C/C++: Five Things I Hate About You


Jeff Attwood said recently in a StackOverflow podcast that if you can’t think of five things you hate about your favourite programming language, then you don’t know it well enough. I started writing C code in about 1988 and C++ in about 1992, so I think I can say I’m familiar with them. I know that C and C++ are different languages, but there’s enough overlap that I’m going to group them together. Here are five things I hate about C and C++.

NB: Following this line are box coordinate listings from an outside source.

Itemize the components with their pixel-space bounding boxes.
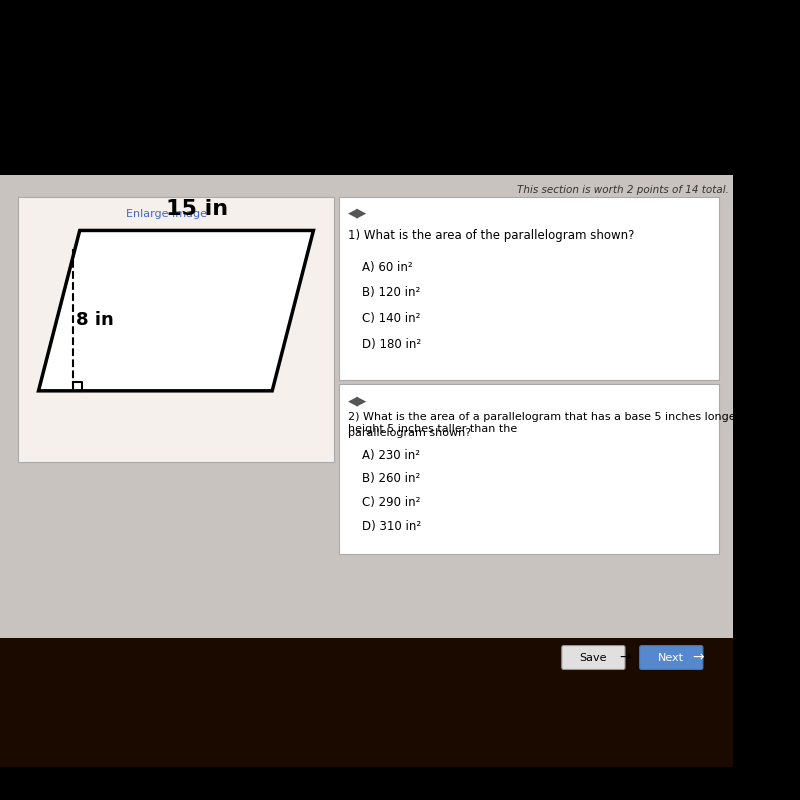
Text: B) 260 in²: B) 260 in² (362, 472, 420, 486)
Text: →: → (619, 650, 631, 665)
Text: ◀▶: ◀▶ (348, 206, 367, 219)
Polygon shape (38, 230, 314, 391)
Text: →: → (693, 650, 704, 665)
Text: Enlarge Image: Enlarge Image (126, 210, 207, 219)
Text: This section is worth 2 points of 14 total.: This section is worth 2 points of 14 tot… (517, 185, 729, 194)
Text: A) 230 in²: A) 230 in² (362, 449, 420, 462)
Text: 8 in: 8 in (76, 311, 114, 329)
Text: 2) What is the area of a parallelogram that has a base 5 inches longer and a hei: 2) What is the area of a parallelogram t… (348, 412, 775, 434)
Text: C) 290 in²: C) 290 in² (362, 496, 420, 510)
Text: Next: Next (658, 653, 684, 662)
FancyBboxPatch shape (0, 34, 733, 766)
FancyBboxPatch shape (339, 385, 719, 554)
FancyBboxPatch shape (18, 197, 334, 462)
Text: 15 in: 15 in (166, 199, 228, 219)
Text: D) 310 in²: D) 310 in² (362, 520, 421, 533)
Text: A) 60 in²: A) 60 in² (362, 261, 413, 274)
Bar (0, 638, 733, 766)
Text: parallelogram shown?: parallelogram shown? (348, 429, 471, 438)
Text: D) 180 in²: D) 180 in² (362, 338, 421, 350)
Text: B) 120 in²: B) 120 in² (362, 286, 420, 299)
Text: ◀▶: ◀▶ (348, 394, 367, 407)
Text: C) 140 in²: C) 140 in² (362, 312, 420, 325)
FancyBboxPatch shape (562, 646, 625, 670)
Text: 1) What is the area of the parallelogram shown?: 1) What is the area of the parallelogram… (348, 229, 634, 242)
FancyBboxPatch shape (640, 646, 703, 670)
Text: Save: Save (579, 653, 606, 662)
FancyBboxPatch shape (339, 197, 719, 380)
Bar (0, 34, 733, 175)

  1. Lack of portability. Pure C or C++ code is generally portable, but we continually run into thing like “standard” libraries that aren’t standard. Libraries for things like file I/O and threading can be vastly different on different platforms so if your application has to run on multiple platforms, you have to write the same code several times in slightly different ways. There are functions that are defined in a different header file on one platform than another. Preprocessor macros that have a leading underscore on one platform and not on another. There are functions that exist on one platform that don’t exist – or work differently – on another. The C language has been around almost forty years, and we still have to have #defines in our code to cover stricmp on one platform and strcasecmp on another. We don’t use exceptions in our code because different compilers deal with them differently, and we just started using templates because all the compilers we use finally support them in a similar enough way that they’re usable. I suppose technically these are problems with the implementations rather than the language itself.
  2. Undetectable number errors. How many times have you done x-- on an unsigned type only to find that you “decremented” it from 0 to 4294967295, and everything went haywire? Doing this is completely legal and the only way to prevent it is to manually check for 0 before you decrement, and make sure you do it in a thread-safe way. PITA.
  3. Lack of memory checking. If you allocate fifty bytes and then access fifty-one of them, that’s totally fine. Accessing that fifty-first byte may work, giving you random data, or it may crash. Writing that byte may work, overwriting some other variable and creating a terribly hard-to-find bug, or it may crash. Or even worse: it may overwrite some unused piece of memory, thus having no effect, most of the time (i.e. during development and testing) but then crash or overwrite memory occasionally (i.e. in customer deployments).
  4. Braces aren’t required for if statements. (and while statements, and for statements) This is just asking for trouble. I’ve trained myself to see and fix things like this:
    if( condition )
    statement 1;
    statement 2;
    statement 3;

    and some editors and IDEs will automatically re-indent, making the problem obvious, but you can still miss them sometimes. In my code, I almost always put braces anyway, except for the occasional thing like this:

    if( condition1 ) continue;
    if( condition2 ) break;

  5. Named structures and typedefs are different. This has confused me for years. You can have a structure with a name, and also typedef it to another name, or you can typedef a structure without a name. For example, all of these are legal:

    // defines a structure called myStruct. You have to type "struct myStruct"
    // to use it
    struct myStruct {
    int a;
    int b;
    };

    // also defines a structure called myStruct, but you can use "myStruct"
    // as a type now. Or you can continue using "struct myStruct". The two
    // names do not have to be the same.
    typedef struct myStruct {
    int a;
    int b;
    } myStruct;

    // No different from the second example
    typedef struct {
    int a;
    int b;
    } myStruct;

    The second and third examples are exactly the same, though I remember having to go through a bunch of code and change typedefs of the third type to have a name after struct because the debugger (CodeWarrior, if I remember correctly) didn’t understand them unless the struct had a name.